Ein Briefbogen als Dokumentvorlage, geht das? Ohne Zweifel: Word, Excel, PowerPoint, das ganze OpenOffice-Paket oder auch iWorks, in aktuellen Kommunikationsumgebungen sind diese Tools unverzichtbar. Als Designer haben wir gelernt: ein Corporate Design soll sich in jedem Kommunikationsprozess manifestieren, durch alle Medien ziehen. Wie also geht der Designer mit Office-Software um und was sollte der klassische Office-User wissen um Rechnungen, Briefe und Präsentationen auch unter ästhetischen und kommunikationsfördernden Gesichtspunkten zu erstellen? Thema des Vortrags sind dabei nicht die Office-Tools in all ihrer technischen Funktionalität. Es geht darum Hemmschwellen abzubauen, für die unterschiedlichen Programmansätze zu sensibilisieren und Gestaltungsmöglichkeiten aufzuzeigen.

Zielgruppe sind einerseits Designer die für ihre Kunden Geschäftsausstattungssysteme gestalten und dabei berücksichtigen, dass ein gut gestalteter Briefbogen niemals ohne Inhalt kommuniziert. Andererseits Office-User die wissen, dass der Inhalt von Kommunikation („was sage ich“) nicht von der Form („wie sage ich es“) zu trennen ist. Das Anschreiben, Rechnungsformulare, Businesspläne oder auch eine Monitorpräsentation dem CD entsprechen, sollte unser aller Ziel sein. Wieviel virtuelle Gestaltung ist dabei „Muss“ und wieweit kann man gehen ohne gestalterische Mindestansprüche zu vergewaltigen?

Mik Schulz (Jahrgang 1963) startete nach Studium an der FH Dortmund 1991 als klassischer Grafik-Designer in einer Werbeagentur und war maßgeblich für den Aufbau der DTP-Abteilung verantwortlich.

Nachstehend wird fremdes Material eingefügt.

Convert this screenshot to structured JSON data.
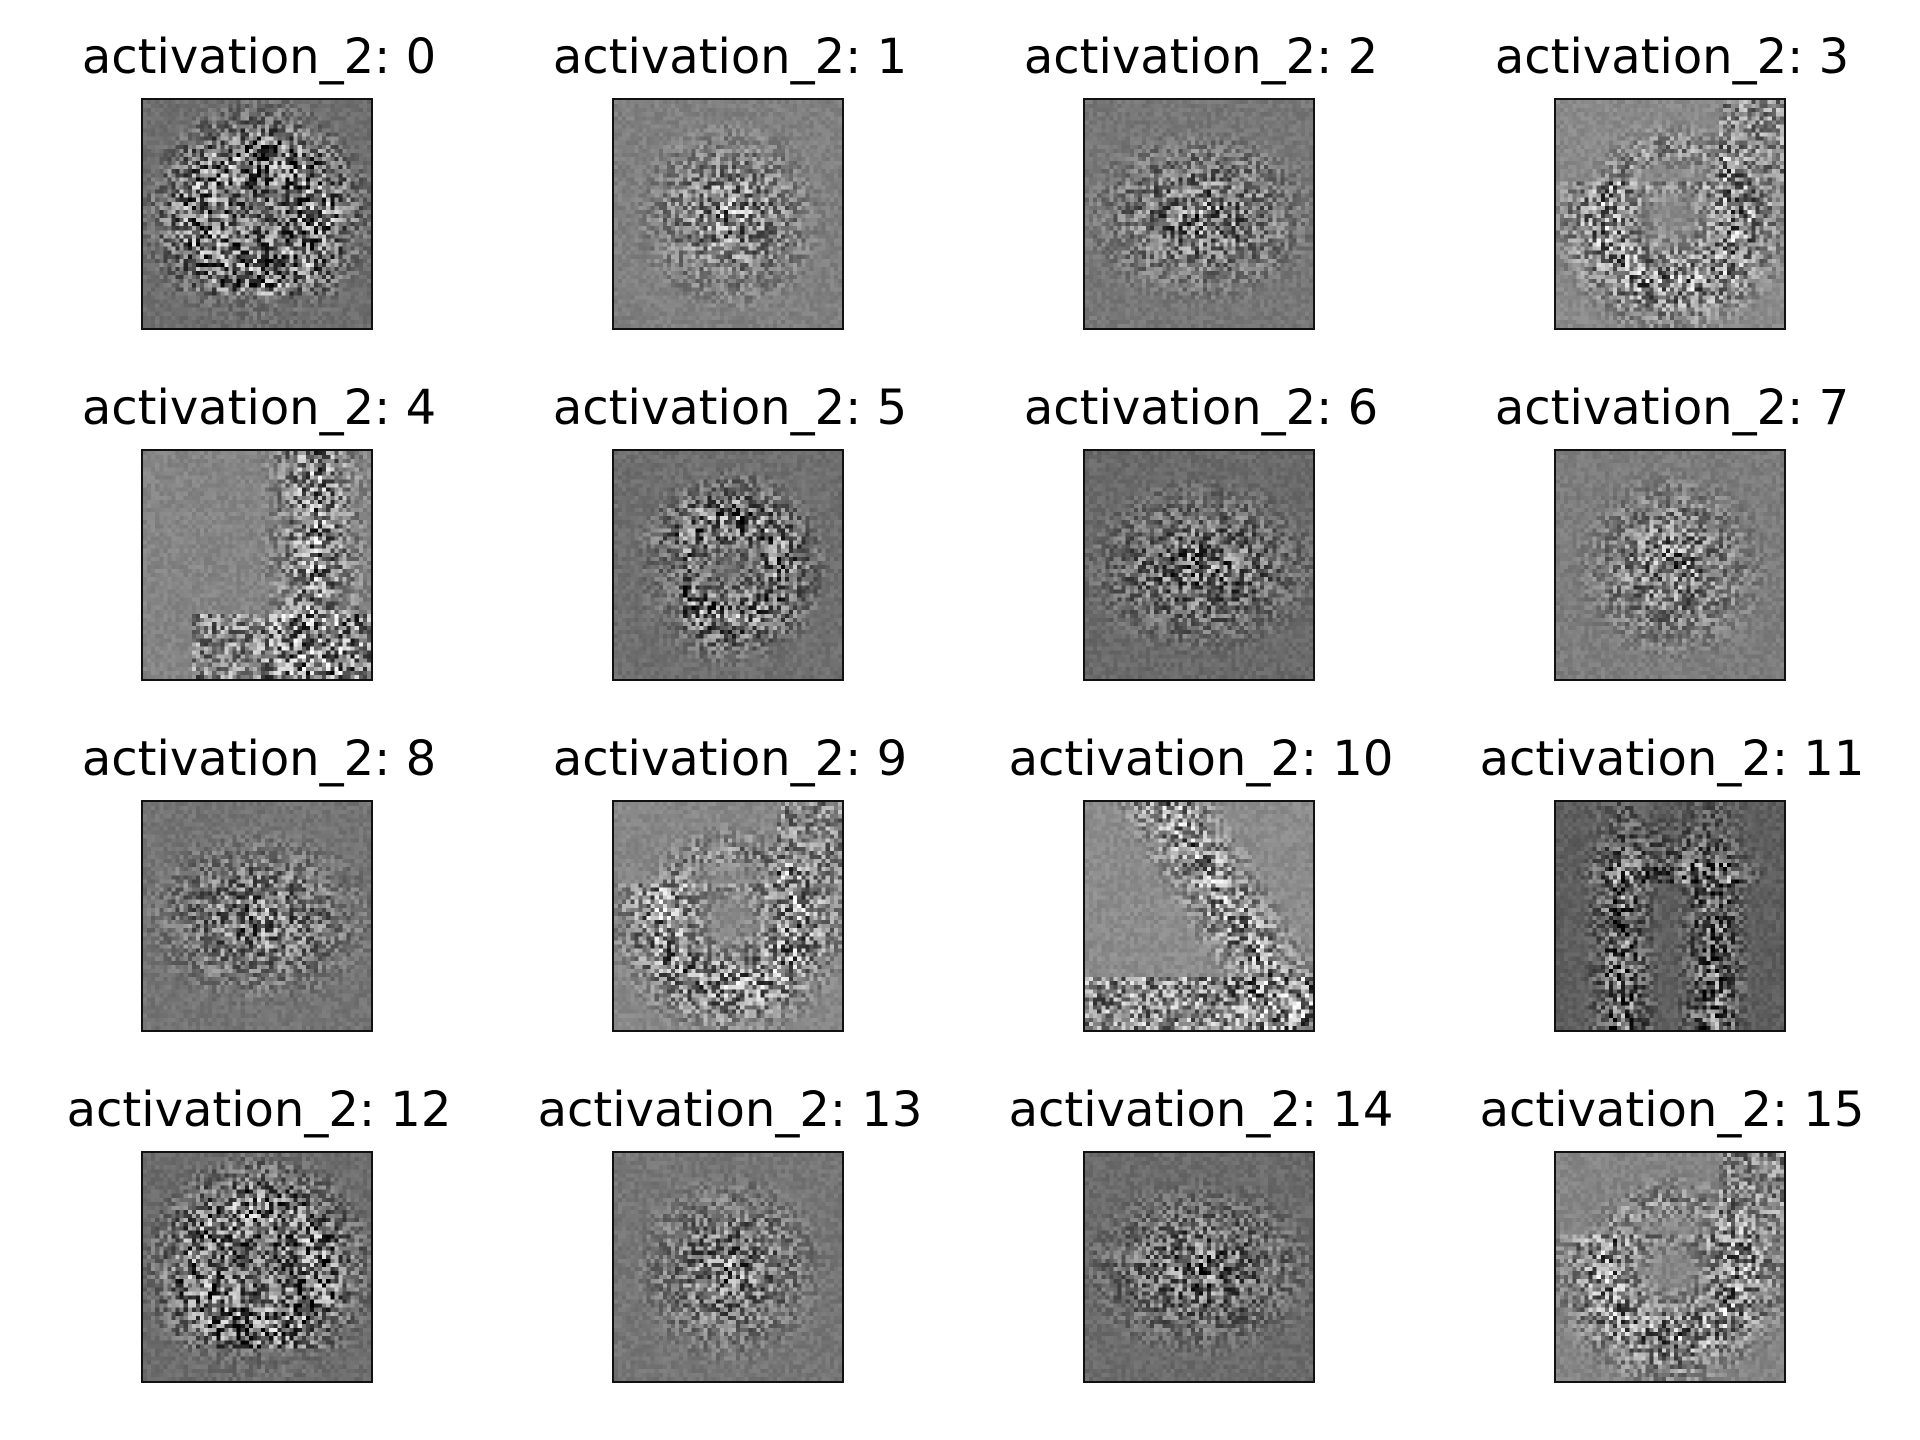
{
  "figure": {
    "panels": [
      {
        "title": "activation_2: 0",
        "base": "#6e6e6e",
        "pattern": "arch"
      },
      {
        "title": "activation_2: 1",
        "base": "#808080",
        "pattern": "blob"
      },
      {
        "title": "activation_2: 2",
        "base": "#777777",
        "pattern": "blob-wide"
      },
      {
        "title": "activation_2: 3",
        "base": "#8a8a8a",
        "pattern": "u-shape"
      },
      {
        "title": "activation_2: 4",
        "base": "#858585",
        "pattern": "right-bar"
      },
      {
        "title": "activation_2: 5",
        "base": "#6f6f6f",
        "pattern": "hook"
      },
      {
        "title": "activation_2: 6",
        "base": "#6a6a6a",
        "pattern": "blob-wide"
      },
      {
        "title": "activation_2: 7",
        "base": "#7d7d7d",
        "pattern": "blob"
      },
      {
        "title": "activation_2: 8",
        "base": "#747474",
        "pattern": "blob-wide"
      },
      {
        "title": "activation_2: 9",
        "base": "#878787",
        "pattern": "u-shape"
      },
      {
        "title": "activation_2: 10",
        "base": "#8c8c8c",
        "pattern": "diagonal"
      },
      {
        "title": "activation_2: 11",
        "base": "#5e5e5e",
        "pattern": "two-legs"
      },
      {
        "title": "activation_2: 12",
        "base": "#6c6c6c",
        "pattern": "arch"
      },
      {
        "title": "activation_2: 13",
        "base": "#767676",
        "pattern": "blob"
      },
      {
        "title": "activation_2: 14",
        "base": "#6b6b6b",
        "pattern": "blob-wide"
      },
      {
        "title": "activation_2: 15",
        "base": "#858585",
        "pattern": "u-shape"
      }
    ]
  }
}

Seit 2002 ist er kreativer (Konzeption, Layout, Illustration) wie technischer (Satz, Reinzeichnung, Druckvorstufe, Software-Schulung) Ansprechpartner für Verlage, Agenturen und eigene Kunden. Im Bereich Corporate Design geht seine Dienstleistung bis zur Implementierung in Office- und Spezial-Softwares (zum Beispiel Praxisverwaltungstools). 2006 organisierte er die Ausstellungsreihe „Design-von-hier“ der AGD Regionalgruppe Dortmund/Ruhr. Seit 2007 ist er im Sprecherteam der AGD Regionalgruppe Dortmund/Ruhr und Mitinitiator und -organisator des „Langen Donnerstag“, einer Reihe von Infoveranstaltung (nicht nur) für Kommunikationsdesigner. 2010 war er Projektautor und Mitorganisator von „Ruhrpost.2010“, die Kreativkampagne der AGD im Rahmen des Kulturhauptstadtjahres.